Asal kata Simalungun berasal dari bahasa Simalungun. Pokok kata Simalungun ialah  lungun artinya sunyi atau sepi. Kata-kata ini dipergunakan pada umumnya diwaktu mengalami sendiri suasana yang sepi. Bila pengalaman itu diceritakan ditempat lain pada orang lain, menurut tata bahasa Simalungun ditambah dengang kata “ma” lengkapnya disebut “Malungun”. Kata tunjuk lungun ialah “ma” berarti kata penunjuk bagi suatu yang keadaanya sunyi atau sepi. Maksudnya semula untuk menerangkan situasi daerah yang sunyi sepi tersebut.dalam perkembangan tata bahasa Simalungun, bila kata sebutan tentang sesuatu benda atau wilayah menjadi nama, biasanya ditambah dengan “si”. Umpamanya si Anu, si bergabung menjadi suku kata, seperti Si Marjarunjung (Simarjarunjung). Dalam hal ini sebutan malungun disebut Simalungun waktu bercerita terhadap orang lain. Malungun memberi dua pengertian yaitu:
1.      Suatu perasaan terhadap seseorang
2.      Memberikan pengertian atas suatu keadaan suatu tempat atau daerah.[3]

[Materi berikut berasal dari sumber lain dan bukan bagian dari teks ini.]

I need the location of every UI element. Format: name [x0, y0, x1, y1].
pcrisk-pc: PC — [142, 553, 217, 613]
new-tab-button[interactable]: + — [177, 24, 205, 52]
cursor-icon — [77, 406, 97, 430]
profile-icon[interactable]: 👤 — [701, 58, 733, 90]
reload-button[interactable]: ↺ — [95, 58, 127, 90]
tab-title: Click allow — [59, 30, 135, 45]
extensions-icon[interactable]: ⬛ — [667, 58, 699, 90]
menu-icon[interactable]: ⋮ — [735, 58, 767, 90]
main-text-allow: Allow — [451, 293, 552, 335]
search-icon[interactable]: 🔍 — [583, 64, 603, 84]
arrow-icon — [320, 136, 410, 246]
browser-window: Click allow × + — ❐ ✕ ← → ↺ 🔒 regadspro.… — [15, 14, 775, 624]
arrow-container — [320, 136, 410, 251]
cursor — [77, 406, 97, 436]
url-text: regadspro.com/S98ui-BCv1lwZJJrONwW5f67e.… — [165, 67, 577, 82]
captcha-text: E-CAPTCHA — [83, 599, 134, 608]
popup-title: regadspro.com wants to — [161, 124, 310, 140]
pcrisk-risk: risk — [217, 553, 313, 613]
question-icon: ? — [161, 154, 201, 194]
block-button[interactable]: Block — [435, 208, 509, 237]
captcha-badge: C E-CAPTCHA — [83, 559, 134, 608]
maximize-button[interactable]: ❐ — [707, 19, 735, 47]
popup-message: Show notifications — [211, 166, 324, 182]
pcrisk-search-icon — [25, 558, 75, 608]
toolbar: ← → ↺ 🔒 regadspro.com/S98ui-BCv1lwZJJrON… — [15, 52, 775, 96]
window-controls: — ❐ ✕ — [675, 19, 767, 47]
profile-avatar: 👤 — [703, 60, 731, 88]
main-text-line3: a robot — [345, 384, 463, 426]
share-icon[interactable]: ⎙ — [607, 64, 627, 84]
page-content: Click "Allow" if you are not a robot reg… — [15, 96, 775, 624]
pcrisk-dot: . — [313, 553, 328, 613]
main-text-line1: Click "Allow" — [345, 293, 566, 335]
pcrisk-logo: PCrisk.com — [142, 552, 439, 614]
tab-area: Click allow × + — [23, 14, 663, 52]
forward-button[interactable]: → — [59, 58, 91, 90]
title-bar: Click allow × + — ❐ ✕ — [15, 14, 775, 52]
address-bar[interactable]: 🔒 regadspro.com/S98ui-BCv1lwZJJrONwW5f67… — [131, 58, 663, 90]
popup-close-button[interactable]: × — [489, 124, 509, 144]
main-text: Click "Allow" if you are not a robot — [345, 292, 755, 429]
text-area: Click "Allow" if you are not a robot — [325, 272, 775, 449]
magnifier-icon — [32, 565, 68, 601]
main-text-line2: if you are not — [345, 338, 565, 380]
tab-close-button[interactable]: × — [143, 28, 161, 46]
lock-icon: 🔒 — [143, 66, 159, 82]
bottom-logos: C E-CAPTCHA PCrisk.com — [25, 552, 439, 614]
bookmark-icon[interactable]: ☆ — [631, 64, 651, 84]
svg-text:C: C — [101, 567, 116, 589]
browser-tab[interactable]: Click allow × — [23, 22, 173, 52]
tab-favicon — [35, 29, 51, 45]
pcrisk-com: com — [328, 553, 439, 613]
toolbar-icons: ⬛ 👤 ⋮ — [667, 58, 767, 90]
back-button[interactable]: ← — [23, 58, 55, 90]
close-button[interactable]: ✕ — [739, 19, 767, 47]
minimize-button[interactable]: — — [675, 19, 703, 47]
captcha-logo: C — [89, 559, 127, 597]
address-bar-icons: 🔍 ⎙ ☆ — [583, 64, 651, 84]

Sampai sekarang telah muncul beberapa pendapat tentang asal-usul istilah Simalungun  terutama dari putra daerah Simalungun sendiri. Namun demikian, belum ada keseragaman pendapat mengenai hal tersebut. Yang jelas, istilah “Simalungun” dipergunakan untuk menunjukkan salah satu puak dari Suku-bangsa Batak yang berdiam di sekitar sebelah Timur Danau Toba; yang mempunyai bahasa daerah sendiri, kebudayaan daerah sendiri, aksara sendiri dan kekhususan-kekhususan lainnya. Karena kediamannya sebelah Timur Danau Toba maka orang Barat sering menyebutnya Simalungun sebagai Batak Timur. Selain itu ia disebut juga Simalungun, Simelungun, Sebelungun. Namun orang Simalungun sendiri menyebut dirinya Simalungun. Keragaman penyebutan yang demikian ini menyebabkan Pemerintah Daerah Simalungun melalui lembaga DPRD telah memutuskan bahwa Kabupaten yang ibukotanya Pematang Siantar tersebut adalah bernama KABUPATEN SIMALUNGUN. [4]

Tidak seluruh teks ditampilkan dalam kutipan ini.